15 April 2013

Study of Active Shape Model

Here is a definition of ASM from link:
Active Shape Models are statistical models of the shapes of objects which iteratively deform to fit to an example of the object in a new image. The shapes are constrained by a Statistical Shape Model to vary only in ways seen in a training set of labelled examples. 
 An tutorial MATLAB program from here is used to learn the programming part of ASM.
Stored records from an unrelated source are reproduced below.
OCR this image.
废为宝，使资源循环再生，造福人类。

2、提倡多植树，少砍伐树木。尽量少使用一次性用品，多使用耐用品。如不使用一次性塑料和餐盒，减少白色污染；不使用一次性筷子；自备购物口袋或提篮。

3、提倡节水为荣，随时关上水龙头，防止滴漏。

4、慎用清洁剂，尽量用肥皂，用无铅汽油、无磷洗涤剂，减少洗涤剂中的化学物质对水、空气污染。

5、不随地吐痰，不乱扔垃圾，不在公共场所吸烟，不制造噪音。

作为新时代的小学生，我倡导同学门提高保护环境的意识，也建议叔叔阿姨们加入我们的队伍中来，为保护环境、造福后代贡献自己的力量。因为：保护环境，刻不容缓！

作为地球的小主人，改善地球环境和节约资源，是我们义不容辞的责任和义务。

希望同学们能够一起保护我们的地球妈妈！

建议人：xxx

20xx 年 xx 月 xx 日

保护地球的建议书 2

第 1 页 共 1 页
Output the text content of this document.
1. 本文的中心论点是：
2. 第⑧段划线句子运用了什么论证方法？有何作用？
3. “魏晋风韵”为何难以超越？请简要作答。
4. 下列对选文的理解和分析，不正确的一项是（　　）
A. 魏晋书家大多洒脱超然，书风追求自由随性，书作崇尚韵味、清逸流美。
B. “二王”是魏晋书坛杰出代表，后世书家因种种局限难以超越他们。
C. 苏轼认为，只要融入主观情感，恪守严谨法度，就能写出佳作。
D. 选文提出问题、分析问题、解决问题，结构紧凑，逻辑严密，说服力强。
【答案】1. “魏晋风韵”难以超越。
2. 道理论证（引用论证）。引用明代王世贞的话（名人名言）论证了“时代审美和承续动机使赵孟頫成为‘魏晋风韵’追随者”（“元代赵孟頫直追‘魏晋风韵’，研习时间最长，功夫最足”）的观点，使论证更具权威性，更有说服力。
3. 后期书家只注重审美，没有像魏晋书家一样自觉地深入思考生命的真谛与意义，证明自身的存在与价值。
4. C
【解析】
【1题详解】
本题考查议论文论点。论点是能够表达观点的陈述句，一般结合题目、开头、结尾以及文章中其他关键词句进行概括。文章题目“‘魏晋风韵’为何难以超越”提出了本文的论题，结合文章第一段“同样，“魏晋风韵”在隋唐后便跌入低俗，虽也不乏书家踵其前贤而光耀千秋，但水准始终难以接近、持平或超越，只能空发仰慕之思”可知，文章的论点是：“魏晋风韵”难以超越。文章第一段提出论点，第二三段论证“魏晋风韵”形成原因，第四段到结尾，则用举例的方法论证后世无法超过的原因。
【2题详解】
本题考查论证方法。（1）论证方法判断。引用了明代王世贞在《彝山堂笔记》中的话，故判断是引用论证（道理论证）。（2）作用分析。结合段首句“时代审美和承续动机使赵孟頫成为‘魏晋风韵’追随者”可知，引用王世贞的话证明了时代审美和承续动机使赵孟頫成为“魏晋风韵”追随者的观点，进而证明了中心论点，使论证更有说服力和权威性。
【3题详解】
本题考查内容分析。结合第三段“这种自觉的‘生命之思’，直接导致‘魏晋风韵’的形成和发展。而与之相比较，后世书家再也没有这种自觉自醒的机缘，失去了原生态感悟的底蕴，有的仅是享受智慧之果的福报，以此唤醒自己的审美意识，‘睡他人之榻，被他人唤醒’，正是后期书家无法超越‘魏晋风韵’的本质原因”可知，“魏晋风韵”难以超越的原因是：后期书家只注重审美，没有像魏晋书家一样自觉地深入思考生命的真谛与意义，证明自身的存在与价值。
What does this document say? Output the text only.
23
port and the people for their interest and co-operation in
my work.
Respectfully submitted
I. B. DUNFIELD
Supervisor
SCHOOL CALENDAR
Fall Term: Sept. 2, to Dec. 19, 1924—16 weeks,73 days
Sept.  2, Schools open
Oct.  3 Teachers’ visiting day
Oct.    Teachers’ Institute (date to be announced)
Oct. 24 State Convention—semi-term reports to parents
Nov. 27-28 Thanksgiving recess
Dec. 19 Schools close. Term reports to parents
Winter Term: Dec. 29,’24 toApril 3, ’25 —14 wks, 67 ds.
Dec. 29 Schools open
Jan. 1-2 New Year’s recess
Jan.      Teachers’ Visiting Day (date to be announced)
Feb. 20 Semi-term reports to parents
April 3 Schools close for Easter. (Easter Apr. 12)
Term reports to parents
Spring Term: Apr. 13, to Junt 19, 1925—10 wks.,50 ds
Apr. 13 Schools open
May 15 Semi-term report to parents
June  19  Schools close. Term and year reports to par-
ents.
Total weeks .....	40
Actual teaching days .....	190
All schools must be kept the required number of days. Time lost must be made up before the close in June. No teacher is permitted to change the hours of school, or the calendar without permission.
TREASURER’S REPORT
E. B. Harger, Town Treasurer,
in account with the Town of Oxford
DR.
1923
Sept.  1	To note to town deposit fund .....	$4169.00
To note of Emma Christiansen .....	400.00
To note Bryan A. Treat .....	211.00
Firstly, landmarks of target in each training sample are labelled. It will result in a smooth contour by uniform interpolating the landmarks and connecting all points between the landmarks. For each shape (1 shape per sample), we need to translate it to origin and correct its rotation so that shapes in different samples have same mean position (the origin) and orientation. It can be done by subtracting mean position and rotation from original shape, like the following MATLAB code:
% Center data to remove translation 
offsetv = -mean(Vertices,1);
Vertices(:,1) = Vertices(:,1) + offsetv(1);
Vertices(:,2) = Vertices(:,2) + offsetv(2);

% Correct for rotation
% Calculate angle to center of all points
rot = atan2(Vertices(:,2),Vertices(:,1));
% Subtract the mean angle
offsetr=-mean(rot(1:round(end/2)));
rot = rot+offsetr;
% Make the new points, which all have the same rotation
dist = sqrt(Vertices(:,1).^2+Vertices(:,2).^2);
Vertices(:,1) = dist.*cos(rot);
Vertices(:,2) = dist.*sin(rot);
Vertices is a n-by-2 matrix (in 2D) and n is number of point (include landmarks and interpolated points) in each sample.

Secondly, all normalized points in every sample will be analysed by PCA (principle component analysis) and eigen vectors and values are found over all samples.
[Evalues, Evectors, x_mean]=PCA(x);

% Keep only 98% of all eigen vectors, (remove contour noise)
i=find(cumsum(Evalues)>sum(Evalues)*0.98,1,'first'); 
Evectors=Evectors(:,1:i);
Evalues=Evalues(1:i);
In above code, x is a 2n-by-N matrix where n is number point in each sample and N is number of samples for training. We only remain the larger eigenvalues which indicate the most significant modes of variation in the shape. In this case, 98% of variation can be achieved by accepting 6 (out of 10) largest eigenvalues.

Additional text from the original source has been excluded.